How to fetch YouTube comments for multiple video IDs using YouTube Data API v3 through RapidAPI

I’m building a system to gather YouTube comments for research purposes. Right now my code works fine for single videos but I need to process hundreds of video IDs automatically.

import requests
import json

video_list = ['video1', 'video2', 'video3']  # my list of video IDs
api_endpoint = "https://youtube-v31.p.rapidapi.com/commentThreads"

for video_id in video_list:
    params = {
        "part": "snippet",
        "videoId": video_id,
        "maxResults": "50"
    }
    
    request_headers = {
        'x-rapidapi-key': "your-api-key-here",
        'x-rapidapi-host': "youtube-v31.p.rapidapi.com"
    }
    
    result = requests.get(api_endpoint, headers=request_headers, params=params)
    comment_data = result.json()
    
    print(f"Comments for {video_id}: {len(comment_data.get('items', []))}")

The issue is that the API seems to only accept one video ID at a time in the videoId parameter. Is there a way to pass multiple video IDs in a single request, or do I have to loop through each one individually? I want to make this more efficient and avoid hitting rate limits.
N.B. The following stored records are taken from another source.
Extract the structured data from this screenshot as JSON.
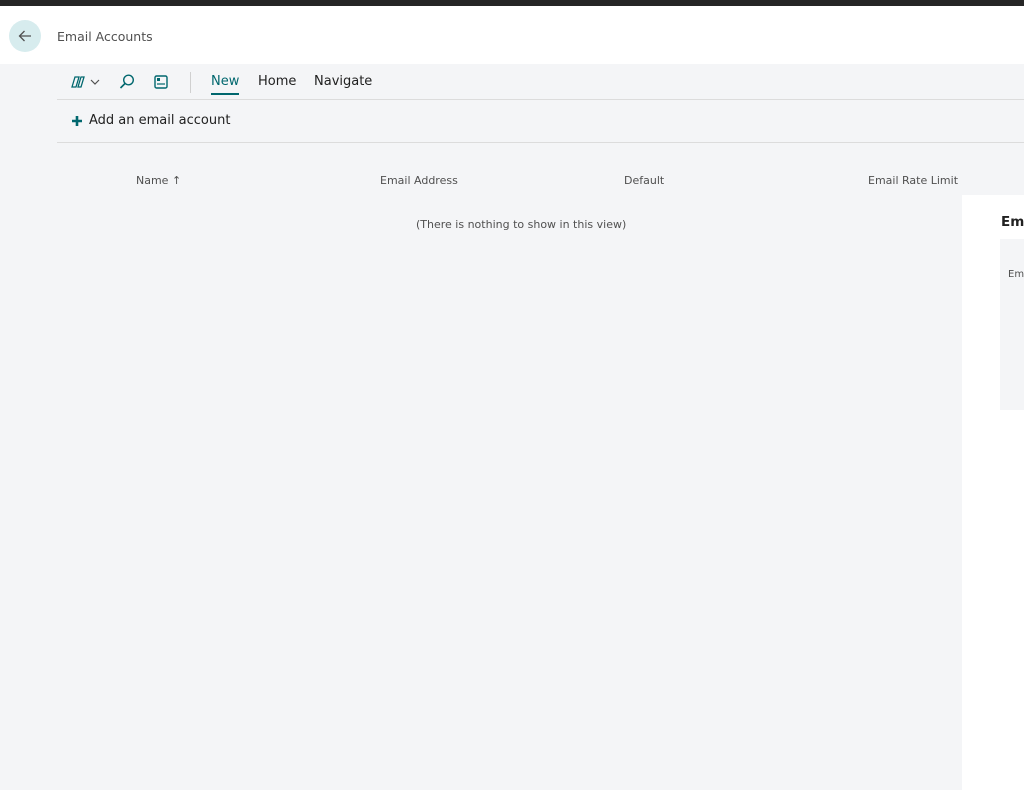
{
  "header": {
    "title": "Email Accounts"
  },
  "actionbar": {
    "menu": [
      {
        "label": "New",
        "active": true
      },
      {
        "label": "Home",
        "active": false
      },
      {
        "label": "Navigate",
        "active": false
      }
    ]
  },
  "commands": {
    "add_account_label": "Add an email account"
  },
  "grid": {
    "columns": [
      {
        "label": "Name",
        "sort": "ascending"
      },
      {
        "label": "Email Address"
      },
      {
        "label": "Default"
      },
      {
        "label": "Email Rate Limit"
      }
    ],
    "sort_indicator": "↑",
    "empty_message": "(There is nothing to show in this view)"
  },
  "factbox": {
    "title": "Ema",
    "card_text": "Em"
  },
  "colors": {
    "accent": "#00676e",
    "background": "#f4f5f7",
    "topbar": "#262626"
  }
}
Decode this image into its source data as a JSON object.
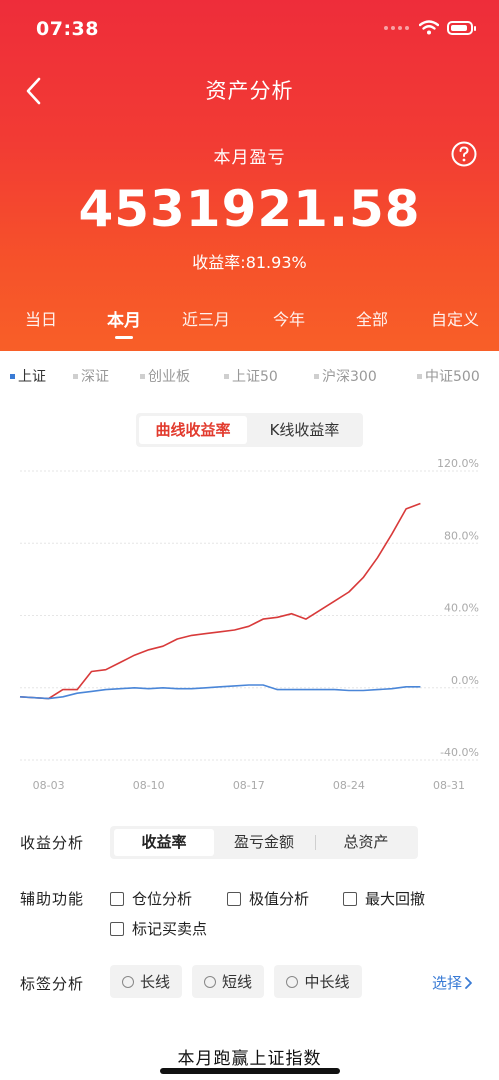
{
  "status_bar": {
    "time": "07:38"
  },
  "nav": {
    "title": "资产分析",
    "back_icon": "chevron-left-icon",
    "help_icon": "question-circle-icon"
  },
  "summary": {
    "label": "本月盈亏",
    "amount": "4531921.58",
    "rate_text": "收益率:81.93%"
  },
  "period_tabs": [
    {
      "label": "当日",
      "active": false
    },
    {
      "label": "本月",
      "active": true
    },
    {
      "label": "近三月",
      "active": false
    },
    {
      "label": "今年",
      "active": false
    },
    {
      "label": "全部",
      "active": false
    },
    {
      "label": "自定义",
      "active": false
    }
  ],
  "index_tabs": [
    {
      "label": "上证",
      "active": true
    },
    {
      "label": "深证",
      "active": false
    },
    {
      "label": "创业板",
      "active": false
    },
    {
      "label": "上证50",
      "active": false
    },
    {
      "label": "沪深300",
      "active": false
    },
    {
      "label": "中证500",
      "active": false
    }
  ],
  "chart_mode": {
    "options": [
      "曲线收益率",
      "K线收益率"
    ],
    "active": 0
  },
  "chart_data": {
    "type": "line",
    "x_ticks": [
      "08-03",
      "08-10",
      "08-17",
      "08-24",
      "08-31"
    ],
    "y_ticks": [
      "120.0%",
      "80.0%",
      "40.0%",
      "0.0%",
      "-40.0%"
    ],
    "ylim": [
      -40,
      120
    ],
    "xlim": [
      "08-01",
      "08-31"
    ],
    "grid": true,
    "series": [
      {
        "color": "#d83a3a",
        "x": [
          "08-01",
          "08-02",
          "08-03",
          "08-04",
          "08-05",
          "08-06",
          "08-07",
          "08-08",
          "08-09",
          "08-10",
          "08-11",
          "08-12",
          "08-13",
          "08-14",
          "08-15",
          "08-16",
          "08-17",
          "08-18",
          "08-19",
          "08-20",
          "08-21",
          "08-22",
          "08-23",
          "08-24",
          "08-25",
          "08-26",
          "08-27",
          "08-28",
          "08-29"
        ],
        "values": [
          -5,
          -5.5,
          -6,
          -1,
          -1,
          9,
          10,
          14,
          18,
          21,
          23,
          27,
          29,
          30,
          31,
          32,
          34,
          38,
          39,
          41,
          38,
          43,
          48,
          53,
          61,
          72,
          85,
          99,
          102
        ]
      },
      {
        "color": "#4a86d8",
        "x": [
          "08-01",
          "08-02",
          "08-03",
          "08-04",
          "08-05",
          "08-06",
          "08-07",
          "08-08",
          "08-09",
          "08-10",
          "08-11",
          "08-12",
          "08-13",
          "08-14",
          "08-15",
          "08-16",
          "08-17",
          "08-18",
          "08-19",
          "08-20",
          "08-21",
          "08-22",
          "08-23",
          "08-24",
          "08-25",
          "08-26",
          "08-27",
          "08-28",
          "08-29"
        ],
        "values": [
          -5,
          -5.5,
          -6,
          -5,
          -3,
          -2,
          -1,
          -0.5,
          0,
          -0.5,
          0,
          -0.5,
          -0.5,
          0,
          0.5,
          1,
          1.5,
          1.5,
          -1,
          -1,
          -1,
          -1,
          -1,
          -1.5,
          -1.5,
          -1,
          -0.5,
          0.5,
          0.5
        ]
      }
    ]
  },
  "profit_analysis": {
    "label": "收益分析",
    "options": [
      "收益率",
      "盈亏金额",
      "总资产"
    ],
    "active": 0
  },
  "aux": {
    "label": "辅助功能",
    "checkboxes": [
      "仓位分析",
      "极值分析",
      "最大回撤",
      "标记买卖点"
    ]
  },
  "tag_analysis": {
    "label": "标签分析",
    "options": [
      "长线",
      "短线",
      "中长线"
    ],
    "select_label": "选择"
  },
  "footer": {
    "text": "本月跑赢上证指数"
  }
}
Been there with comment scraping projects - there’s no way around the one-video-per-request limit. I switched to asyncio with aiohttp instead of regular requests and it’s way faster for bulk processing. Just make sure you add proper error handling since some videos have comments disabled or get deleted.

Unfortunately, the YouTube Data API v3 doesn’t support batch requests for comments - you can’t grab multiple video IDs in one call. I’ve hit this same wall when scraping comment data for sentiment analysis projects. The videoId parameter only takes one ID at a time, so your loop approach is actually correct. You can optimize it though - add sleep intervals between requests and catch exceptions for videos with disabled comments or private settings. Also throw in exponential backoff when you hit quota limits. The key is respecting API limits rather than trying to work around the single-video restriction, since that’s just how the endpoint works.

You’re doing it right - YouTube’s API won’t let you grab comments for multiple videos in one request. I’ve handled similar bulk jobs and throttling requests made the biggest difference. Add 100-200ms delays between calls and build in retry logic for failures. What really saved me was processing smaller batches and saving results as I went - if something breaks, you won’t lose everything. Try threading with rate limiting to speed things up without hitting quota walls. You get 10k units daily by default and each comment request burns about 1 unit, so do the math for your dataset size.